Monday, May. 23, 1977
Running Short, No Matter What
The growing chorus of Cassandras warning of potentially disastrous oil shortages gets a powerful new voice this week. In a 291-page report to be released at simultaneous press conferences in eleven countries, a group of 35 experts concludes that by the year 2000 oil production in the non-Communist world could fall short of meeting demand by 15 million to 20 million bbl. per day --about as much as the U.S. uses now. Moreover, the shortfall is likely to occur even if coal production doubles, the output of nuclear-generated power multiplies 15 times, conservation measures cut the increase in petroleum demand to half its historic growth rate, and the "real" price of oil (discounted for inflation) rises 50%, further reducing consumption.
Though it is gloomier than some previous reports, the conclusion is not brand new. What makes it weighty is its global authorship. The report ("Energy: Global Prospects 1985-2000") is the product of a 2 1/2-year study by the Workshop on Alternative Energy Strategies, a group organized by MIT Professor Carroll Wilson. He assembled 35 industrial, government and academic experts from twelve oil-importing nations and three exporters: Iran, Mexico and Venezuela. They plotted likely oil demand and supply under a wide range of assumptions: high and low rates of economic growth, "vigorous" and "restrained" government conservation policies, and the effects of oil-price rises of different amounts.
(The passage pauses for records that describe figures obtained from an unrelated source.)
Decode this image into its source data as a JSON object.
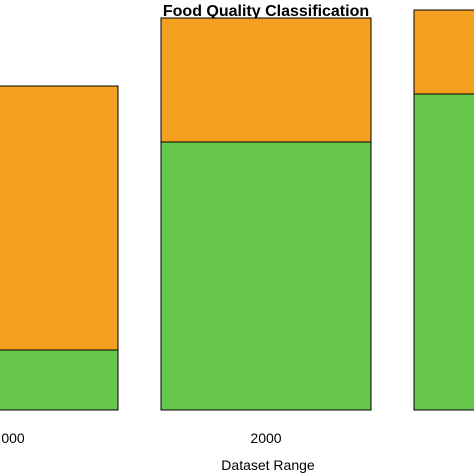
{
  "chart_data": {
    "type": "bar",
    "stacked": true,
    "title": "Food Quality Classification",
    "xlabel": "Dataset Range",
    "ylabel": "",
    "categories": [
      "000",
      "2000",
      ""
    ],
    "ylim": [
      0,
      1
    ],
    "series": [
      {
        "values": [
          0.15,
          0.67,
          0.79
        ],
        "color": "#66C64C"
      },
      {
        "values": [
          0.66,
          0.31,
          0.21
        ],
        "color": "#F4A020"
      }
    ],
    "grid": false,
    "legend": "none"
  }
}
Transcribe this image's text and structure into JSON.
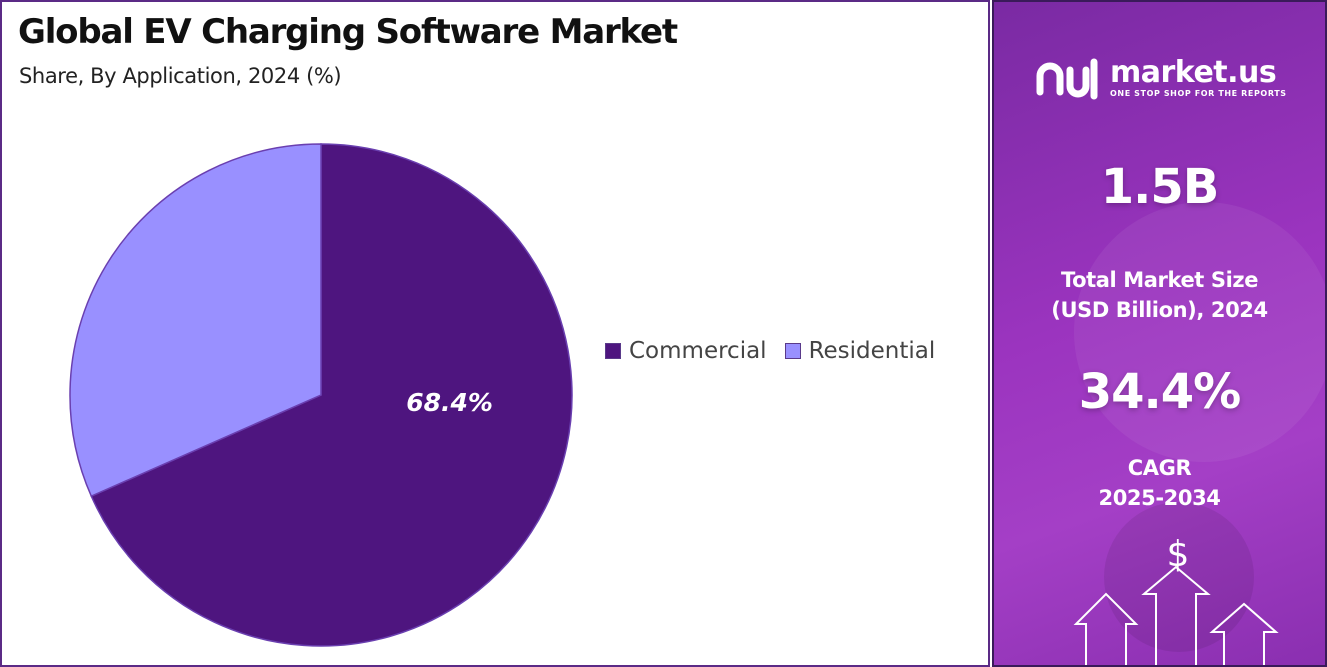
{
  "chart_data": {
    "type": "pie",
    "title": "Global EV Charging Software Market",
    "subtitle": "Share, By Application, 2024 (%)",
    "categories": [
      "Commercial",
      "Residential"
    ],
    "values": [
      68.4,
      31.6
    ],
    "labels": [
      "68.4%",
      ""
    ],
    "colors": [
      "#4e157f",
      "#9990ff"
    ],
    "legend_position": "right"
  },
  "sidebar": {
    "brand_name": "market.us",
    "brand_tagline": "ONE STOP SHOP FOR THE REPORTS",
    "market_size_value": "1.5B",
    "market_size_label_line1": "Total Market Size",
    "market_size_label_line2": "(USD Billion), 2024",
    "cagr_value": "34.4%",
    "cagr_label_line1": "CAGR",
    "cagr_label_line2": "2025-2034",
    "currency_symbol": "$",
    "icons": [
      "market-us-logo-icon",
      "growth-arrows-icon"
    ]
  }
}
How Soon? No matter how the WAES experts added up the numbers, they kept coming up with a shortage. The biggest question is: How soon? The answer, the WAES group found, depends heavily on the production policies of Saudi Arabia, which has the world's largest known oil reserves. If the Saudis decide that oil in the ground is more valuable than oil sold on the market, and cap production at the present level of around 9 million bbl. per day, the shortage shows up as early as 1981. If the Saudis more than double output, to 20 million bbl. per day, the shortage is delayed --but only for eight years, to 1989. Even if there is no production limit at all, shortages show up in the late 1990s. And such a delay might not be any boon to consuming nations: because of the long lead times needed to develop alternate sources of fuel, the situation "could become critical before it seems serious."
The report is open to objection. Its demand estimates assume a free world economic growth averaging 4.4% a year, which some experts consider high. It also assumes that no more than 20 billion bbl. per year--the equivalent of two Alaska North Slopes--can be added to the world's proven oil reserves. Some other studies have suggested that the amount of oil waiting to be found is much higher. Wilson says that the report was intended less as prophecy than as a call to action. It advocates unprecedented international cooperation in devising new technologies, sharing existing resources and enforcing conservation on a basis of "wartime urgency"--a phrase strikingly reminiscent of Jimmy Carter's call for the "moral equivalent of war in the fight to save energy."